It must have been about the same year that I saw my first airplane that Dad bought our first automobile. Not to infer that there was any connection between the two events. The car was a 1914 Model T Ford Touring Car.

Automobiles, at that time, were used very little in the winter time. There was no such thing as antifreeze, so if it was real cold, and you were able to get the thing started at all, and you were then going to let it set for any length of time, your options were;

  1. start it up once in a while to keep it warm or,
  2. cover the hood and the radiator with blankets or,
  3. drain the radiator and the block.

Method number 3 was the safest, but not always the most expedient thing to do. This method would prevent freeze-ups, but the machine would be apt to get so cold that it would be difficult to start again. Quite often when one was allowed to set and get real cold, you would have to get two or three tea kettles of hot water and pour on the carburetor and the intake manifold to get it warm enough to start up again.
That Model T of Dad’s was the first car that I ever drove. As I say, I was only eight or nine years old, but Dad would let me drive it up the lane from the grape vineyard to the packing house, under his supervision, of course. The lane was quite narrow, no more than 15 or 16 feet wide, between the fences, and extended almost the length of the farm.

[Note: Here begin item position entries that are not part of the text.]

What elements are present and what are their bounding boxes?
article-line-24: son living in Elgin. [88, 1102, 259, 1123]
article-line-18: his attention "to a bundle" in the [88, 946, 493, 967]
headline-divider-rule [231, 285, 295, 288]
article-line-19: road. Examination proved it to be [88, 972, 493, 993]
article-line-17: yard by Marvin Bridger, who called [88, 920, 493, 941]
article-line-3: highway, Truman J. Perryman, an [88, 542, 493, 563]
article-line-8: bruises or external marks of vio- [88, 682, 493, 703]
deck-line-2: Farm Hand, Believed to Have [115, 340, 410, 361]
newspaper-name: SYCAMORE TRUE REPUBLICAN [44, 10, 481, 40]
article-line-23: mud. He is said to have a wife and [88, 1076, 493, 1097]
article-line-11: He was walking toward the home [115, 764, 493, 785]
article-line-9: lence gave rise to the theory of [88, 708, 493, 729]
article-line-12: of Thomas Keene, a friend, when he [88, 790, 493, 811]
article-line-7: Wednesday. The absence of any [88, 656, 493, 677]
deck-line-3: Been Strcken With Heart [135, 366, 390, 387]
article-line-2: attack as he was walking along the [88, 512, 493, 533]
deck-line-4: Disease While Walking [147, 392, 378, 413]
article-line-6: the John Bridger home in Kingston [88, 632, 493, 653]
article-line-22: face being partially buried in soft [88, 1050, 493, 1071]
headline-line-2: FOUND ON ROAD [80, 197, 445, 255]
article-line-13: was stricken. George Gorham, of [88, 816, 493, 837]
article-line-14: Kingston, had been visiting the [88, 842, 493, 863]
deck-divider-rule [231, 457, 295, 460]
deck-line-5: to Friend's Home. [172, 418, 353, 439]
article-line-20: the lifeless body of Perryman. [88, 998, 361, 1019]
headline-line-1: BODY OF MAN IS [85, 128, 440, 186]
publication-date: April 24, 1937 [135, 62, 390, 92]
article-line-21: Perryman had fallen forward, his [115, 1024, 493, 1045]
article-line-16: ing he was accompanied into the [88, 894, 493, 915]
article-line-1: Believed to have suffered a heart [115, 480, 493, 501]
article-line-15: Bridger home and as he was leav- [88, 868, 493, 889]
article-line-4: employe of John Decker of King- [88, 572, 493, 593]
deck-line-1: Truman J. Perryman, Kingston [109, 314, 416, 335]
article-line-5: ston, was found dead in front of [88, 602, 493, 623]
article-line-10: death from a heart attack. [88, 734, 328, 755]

One time Dad and I were coming up the lane with a load of grapes (in baskets) in the back seat of the car. Dad was driving this time, and at one point he noticed a basket that had started to slip. When he reached around to try to recover it, he turned the steering wheel just enough so that the right front wheel struck a fence post, dead center, broke it off, then climbed up it. There we sat with three wheels on the ground and one suspended on a, very tightly stretched, wire fence.

The fenders on those early Model T’s didn’t follow the contour of the wheels as the later ones did, they stuck straight out, both in front and in back. That way, when you ran into most things, you didn’t bang up the equipment quite so much.

The first car that I owned was a 1917 Model T that I bought from Vance Houghtaling when I was fifteen or sixteen years old. I paid him $15.00 for it.